The Group acts as an interdealer broker in international markets and is supervised by the FSA under the terms of the EU CRD. In March 2007, the Group obtained a waiver from the consolidated capital adequacy tests which otherwise would have had the effect of removing intangible assets arising on consolidation from the computation of capital resources. The waiver runs for five years to the end of March 2012.
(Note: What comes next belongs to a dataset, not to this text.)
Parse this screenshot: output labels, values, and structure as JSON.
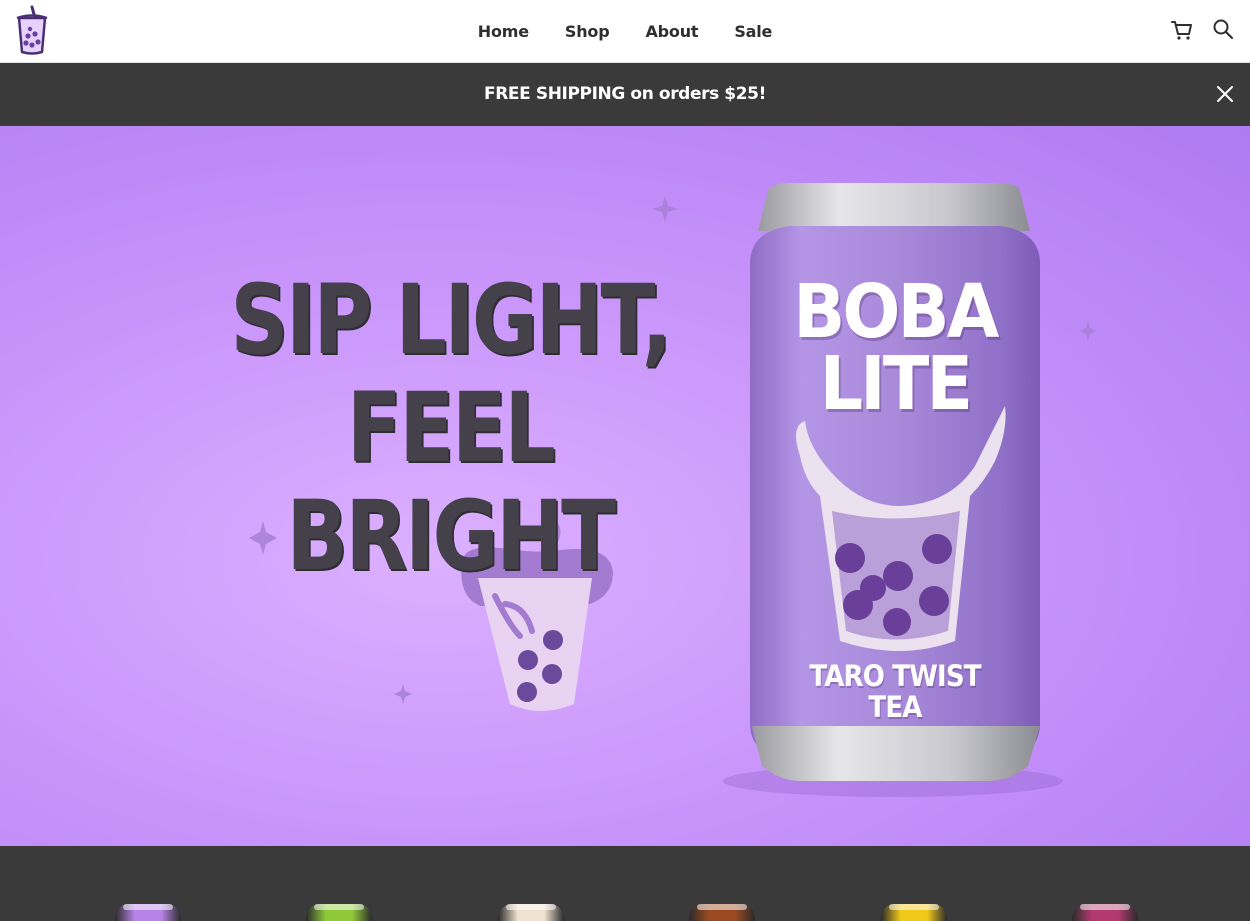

The Group does not operate any proprietary trading activities and, as such, its capital demands when compared to other financial institutions are both relatively low and stable. The Group’s Pillar 1 regulatory capital surplus calculated in accordance with the waiver is relatively stable and is currently in excess of £700m. While higher levels of market volatility have resulted in increased demand for the Group’s brokerage and post-trade services, the fact that much of this incremental business has occurred in markets which operate on a name give-up basis or are cleared through a central counterparty has had limited impact on the Group’s capital resource requirement and, as such, absent a material acquisition or change in the basis of computation, existing capital resources are viewed as sufficient to both operate and grow the business.

The Group manages its capital to ensure that entities in the Group meet their local regulatory requirements, while maximising the return to shareholders through the optimisation of the debt and equity balance. The capital structure of the Group consists of debt which includes borrowings (note 21), cash and cash equivalents (note 32(b)) and equity (note 27). At 31 March 2009, the Group’s net debt was £126m (2008 – £59m) (note 32).

The Group’s finance committee reviews the capital structure on a regular basis. As part of this review, the committee considers the cost of capital and the risks associated with each class of capital. Based on the recommendations of the committee, the Group balances its overall capital structure through the payment of dividends, new share issues and share buy backs, as well as taking on new debt or refinancing existing debt.

A number of the Group’s trading companies are subject to regulation in the jurisdiction in which they operate, principally by the FSA in the UK and the SEC/FINRA in the US. All such companies have complied with their regulatory capital requirements throughout the year.